There was magic in it. He could feel it running through him, first a chill, then a rush of heat. Then something lit off a spark inside his gut, and it exploded--the walls and red light and black hooded shifted, melted, and fell together.
He fell, and the Lord of Darkness caught him up before his head could hit the floor.
In that moment, watching from the shadows of the archway, Greg Goyle thought it was all over. He saw Draco drink from the chalice, saw his hand twitch, his eyes go wide and glassy. Saw him crumple, red liquid trickling from the corners of his lips, his arms hanging limp at his sides, and for that moment, Greg thought they'd been discovered somehow, that the game was over before it had even begun. He was prepared, in that instant, to go down fighting. His hand went to his wand, tucked neatly inside the sleeve of his robe, and only Vince's fingers, pressed restraining and discreet against his arm kept him from reacting too soon and giving them away for real.
Voldemort caught Draco in his arms, holding the limp body against him. Draco's pale face was a garish splash of near-white against the black robes, washed in the dim red glow that didn't quite light the room, and the shadows of it spilled across his skin like blood.
Then the Dark Lord bent his head, pressing his lips against Draco's forehead. "Awake," he whispered, and though his sibilant voice was low it echoed through all the corners. And Greg knew, then, that Draco couldn't really be dead, because he lifted his head, weakly, heavily, and stared into the darkness of the archway at them. His eyes were flat and hollow and silver, and Greg wanted to do something violent and horrible to avenge that emptiness.
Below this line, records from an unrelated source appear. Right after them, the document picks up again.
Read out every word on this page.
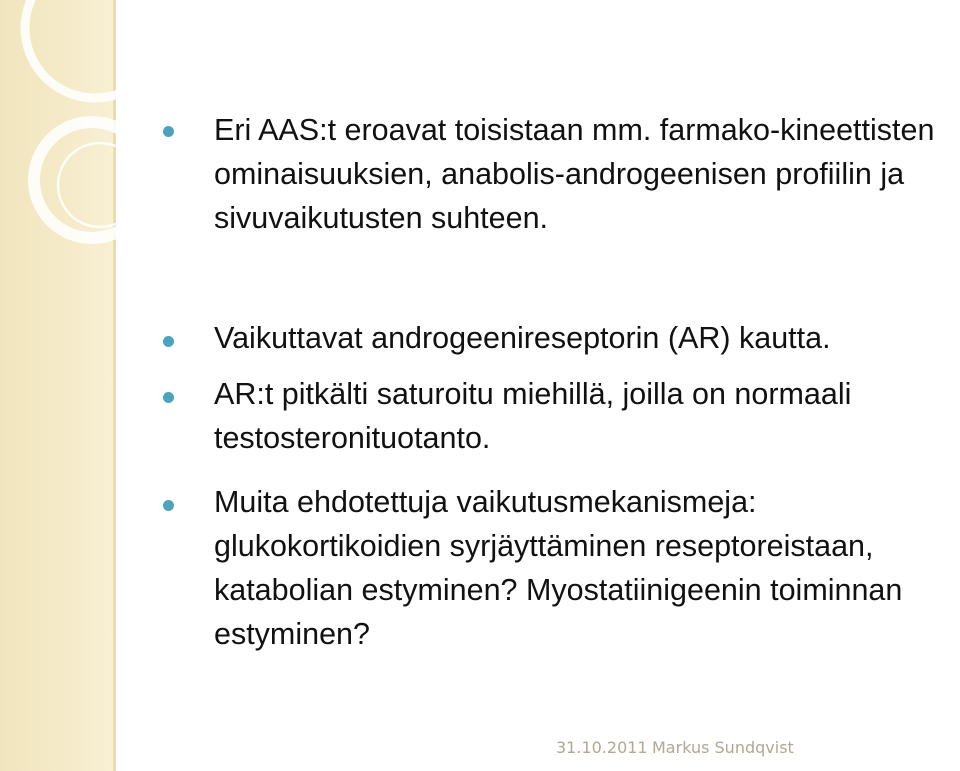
Eri AAS:t eroavat toisistaan mm. farmako-kineettisten ominaisuuksien, anabolis-androgeenisen profiilin ja sivuvaikutusten suhteen.

Vaikuttavat androgeenireseptorin (AR) kautta.

AR:t pitkälti saturoitu miehillä, joilla on normaali testosteronituotanto.

Muita ehdotettuja vaikutusmekanismeja: glukokortikoidien syrjäyttäminen reseptoreistaan, katabolian estyminen? Myostatiinigeenin toiminnan estyminen?

31.10.2011 Markus Sundqvist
Draco's face was white, and the drink was scarlet and vivid against his skin, and it reminded Greg of the way the blood had clung to the corner of his mother's mouth for just a moment before it slid down her cheek and onto the floor. She never raised her head, that was how he knew Draco was alive, because dead people couldn't look up, couldn't move, their eyes were empty in a different way than Draco's eyes, they swallowed the light instead of reflecting it. Vince's hand tightened on his shoulder for the briefest of seconds, and then fell away.